Configuration and Management
This is the section we use for things that could cause issues in our configuration. Mostly infrastructure things happening here, and a way for us to figure out if we've misconfigured anything.
- Deployment slot configurations
- Backup issues
- Scaling configuration misses
- Minimal TLS version checks
- Key Vault Application settings checks
- and a lot more useful checks...
This section also brings you a guide for things you may have missed, like no running backups and no auto-scaling configuration, in case you're running in production and need to handle a lot of spikes in the traffic.
Investigate whether or not you're following configurational best practices for your app service. This is a great way to establish a baseline of configuration if you're operating production workloads.
Looks like my spare-time project needs some love before I push that thing to the production subscriptions.
At the time of this writing, the Navigator is in preview. Since I haven't made any apparent changes recently, this is what I'll see right now.
I did write about change analysis before, and it looks like the Navigator functionality in this diagnostics area are also relying on finding changes from the Change Analysis configuration.
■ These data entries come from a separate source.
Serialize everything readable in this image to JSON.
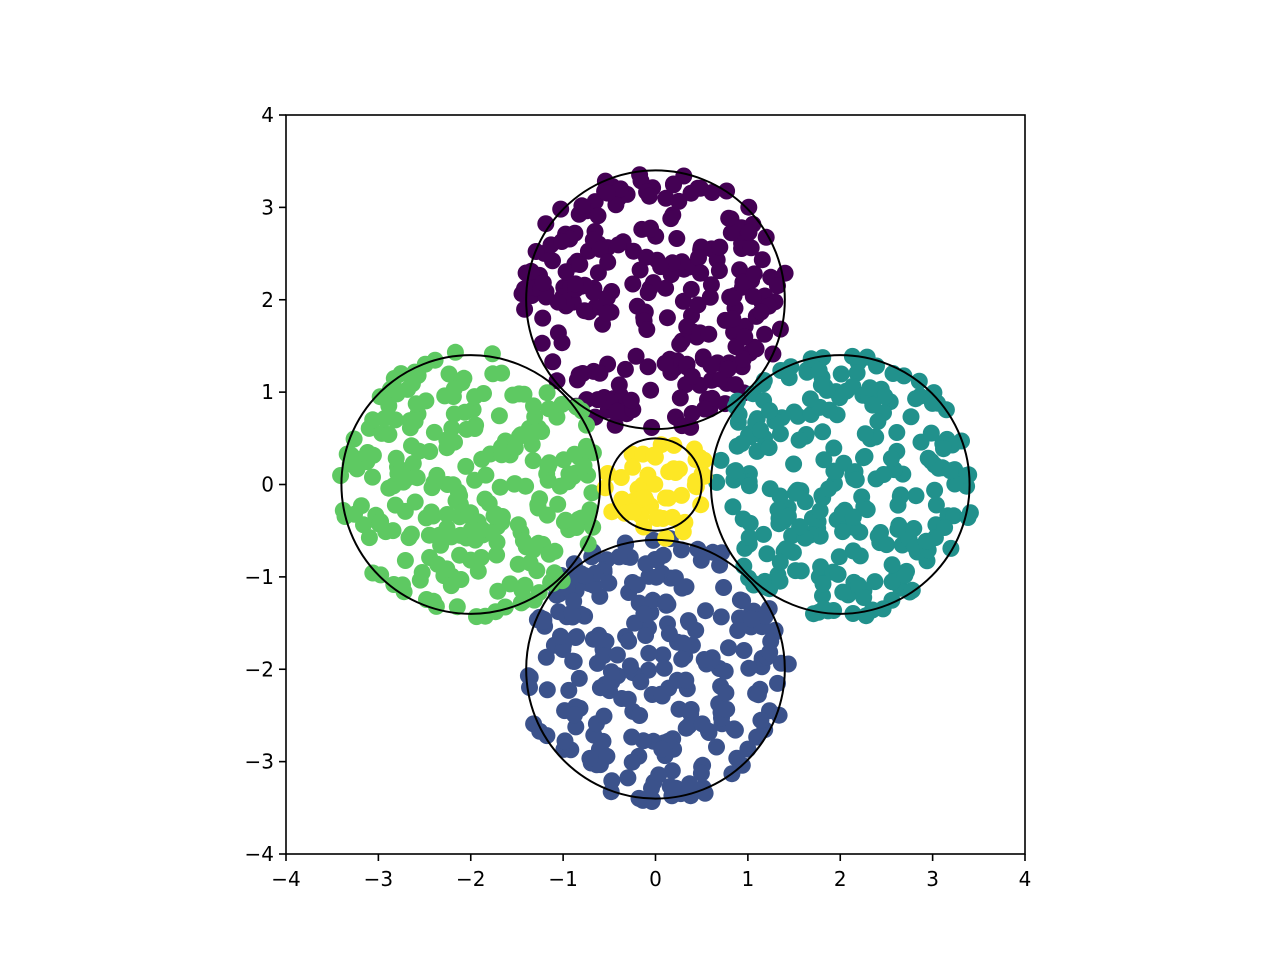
{
  "chart_data": {
    "type": "scatter",
    "title": "",
    "xlabel": "",
    "ylabel": "",
    "xlim": [
      -4,
      4
    ],
    "ylim": [
      -4,
      4
    ],
    "grid": false,
    "legend": "none",
    "x_ticks": [
      -4,
      -3,
      -2,
      -1,
      0,
      1,
      2,
      3,
      4
    ],
    "y_ticks": [
      -4,
      -3,
      -2,
      -1,
      0,
      1,
      2,
      3,
      4
    ],
    "x_tick_labels": [
      "−4",
      "−3",
      "−2",
      "−1",
      "0",
      "1",
      "2",
      "3",
      "4"
    ],
    "y_tick_labels": [
      "−4",
      "−3",
      "−2",
      "−1",
      "0",
      "1",
      "2",
      "3",
      "4"
    ],
    "circles": [
      {
        "cx": 0,
        "cy": 2,
        "r": 1.4
      },
      {
        "cx": 2,
        "cy": 0,
        "r": 1.4
      },
      {
        "cx": 0,
        "cy": -2,
        "r": 1.4
      },
      {
        "cx": -2,
        "cy": 0,
        "r": 1.4
      },
      {
        "cx": 0,
        "cy": 0,
        "r": 0.5
      }
    ],
    "clusters": [
      {
        "color": "#440154",
        "center": [
          0,
          2
        ],
        "radius": 1.45,
        "count": 250
      },
      {
        "color": "#21918c",
        "center": [
          2,
          0
        ],
        "radius": 1.45,
        "count": 250
      },
      {
        "color": "#3b528b",
        "center": [
          0,
          -2
        ],
        "radius": 1.45,
        "count": 250
      },
      {
        "color": "#5ec962",
        "center": [
          -2,
          0
        ],
        "radius": 1.45,
        "count": 250
      },
      {
        "color": "#fde725",
        "center": [
          0,
          0
        ],
        "radius": 0.6,
        "count": 50
      }
    ]
  }
}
For more info about enabling Change Analysis, and what that is, refer to this post:
This is a great section. Here are actionable tools for various tasks. Currently this section is split into three areas, with the below tools.
- Configure Auto-Heal
- Proactively monitor the CPU
- Collect .NET Profiler Trace
- Collect Memory Dump
- Check Connection Strings
- Collect Network Trace
- Analyze PHP Logs
- Analyze PHP Process
- Collect Java Memory Dump
- Collect Java Thread Dump
- Collect Java Flight Recorder Trace
- Metrics per Instance (Apps)
- Metrics per Instance (App Service Plans)
- Application Event Logs
- Failed Request Tracing Logs
- Advanced Application Restart
I can't dive into detail about each of these tools here. It is likely that they change over time, and it makes more sense for you to navigate to your own Azure App Service and check out the diagnostics.
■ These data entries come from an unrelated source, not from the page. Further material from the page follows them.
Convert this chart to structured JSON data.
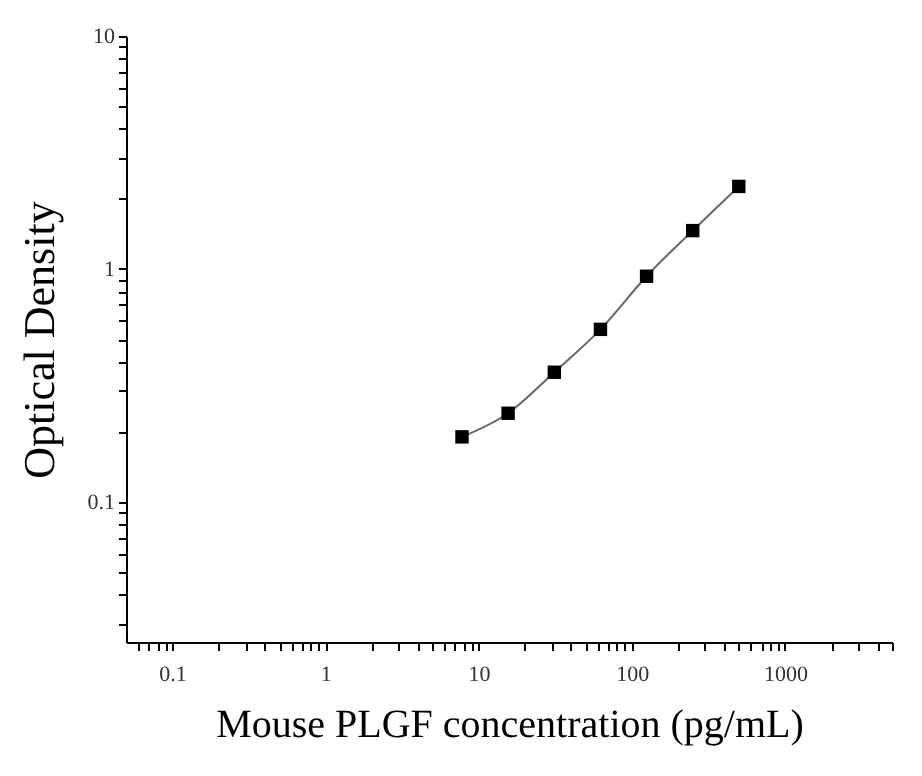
{
  "chart_data": {
    "type": "line",
    "xlabel": "Mouse PLGF concentration (pg/mL)",
    "ylabel": "Optical Density",
    "log": "xy",
    "grid": false,
    "marker": "square",
    "line_style": "solid",
    "x": [
      7.8,
      15.6,
      31.25,
      62.5,
      125,
      250,
      500
    ],
    "series": [
      {
        "color": "#000000",
        "values": [
          0.19,
          0.24,
          0.36,
          0.55,
          0.93,
          1.46,
          2.26
        ]
      }
    ],
    "xlim": [
      0.05,
      5000
    ],
    "ylim": [
      0.025,
      10
    ],
    "xticks": [
      {
        "value": 0.06,
        "label": null
      },
      {
        "value": 0.07,
        "label": null
      },
      {
        "value": 0.08,
        "label": null
      },
      {
        "value": 0.09,
        "label": null
      },
      0.1,
      {
        "value": 0.2,
        "label": null
      },
      {
        "value": 0.3,
        "label": null
      },
      {
        "value": 0.4,
        "label": null
      },
      {
        "value": 0.5,
        "label": null
      },
      {
        "value": 0.6,
        "label": null
      },
      {
        "value": 0.7,
        "label": null
      },
      {
        "value": 0.8,
        "label": null
      },
      {
        "value": 0.9,
        "label": null
      },
      1,
      {
        "value": 2,
        "label": null
      },
      {
        "value": 3,
        "label": null
      },
      {
        "value": 4,
        "label": null
      },
      {
        "value": 5,
        "label": null
      },
      {
        "value": 6,
        "label": null
      },
      {
        "value": 7,
        "label": null
      },
      {
        "value": 8,
        "label": null
      },
      {
        "value": 9,
        "label": null
      },
      10,
      {
        "value": 20,
        "label": null
      },
      {
        "value": 30,
        "label": null
      },
      {
        "value": 40,
        "label": null
      },
      {
        "value": 50,
        "label": null
      },
      {
        "value": 60,
        "label": null
      },
      {
        "value": 70,
        "label": null
      },
      {
        "value": 80,
        "label": null
      },
      {
        "value": 90,
        "label": null
      },
      100,
      {
        "value": 200,
        "label": null
      },
      {
        "value": 300,
        "label": null
      },
      {
        "value": 400,
        "label": null
      },
      {
        "value": 500,
        "label": null
      },
      {
        "value": 600,
        "label": null
      },
      {
        "value": 700,
        "label": null
      },
      {
        "value": 800,
        "label": null
      },
      {
        "value": 900,
        "label": null
      },
      1000,
      {
        "value": 2000,
        "label": null
      },
      {
        "value": 3000,
        "label": null
      },
      {
        "value": 4000,
        "label": null
      },
      {
        "value": 5000,
        "label": null
      }
    ],
    "yticks": [
      {
        "value": 0.03,
        "label": null
      },
      {
        "value": 0.04,
        "label": null
      },
      {
        "value": 0.05,
        "label": null
      },
      {
        "value": 0.06,
        "label": null
      },
      {
        "value": 0.07,
        "label": null
      },
      {
        "value": 0.08,
        "label": null
      },
      {
        "value": 0.09,
        "label": null
      },
      0.1,
      {
        "value": 0.2,
        "label": null
      },
      {
        "value": 0.3,
        "label": null
      },
      {
        "value": 0.4,
        "label": null
      },
      {
        "value": 0.5,
        "label": null
      },
      {
        "value": 0.6,
        "label": null
      },
      {
        "value": 0.7,
        "label": null
      },
      {
        "value": 0.8,
        "label": null
      },
      {
        "value": 0.9,
        "label": null
      },
      1,
      {
        "value": 2,
        "label": null
      },
      {
        "value": 3,
        "label": null
      },
      {
        "value": 4,
        "label": null
      },
      {
        "value": 5,
        "label": null
      },
      {
        "value": 6,
        "label": null
      },
      {
        "value": 7,
        "label": null
      },
      {
        "value": 8,
        "label": null
      },
      {
        "value": 9,
        "label": null
      },
      10
    ]
  }
}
As an example, I started the "Collect Network Trace" tool:
Voila, trace is done and you're presented with the files containing the traces:
This was a brief introduction and a post about raising awareness of these great built-in tools to help us better our development and operational excellence.
Azure App Services come with a lot of great features. It is not uncommon that I see teams invent new ways to solve problems, unaware of the features offered by Azure natively. I hope this can shed some light on how to easily troubleshoot workloads running on the Azure App Services.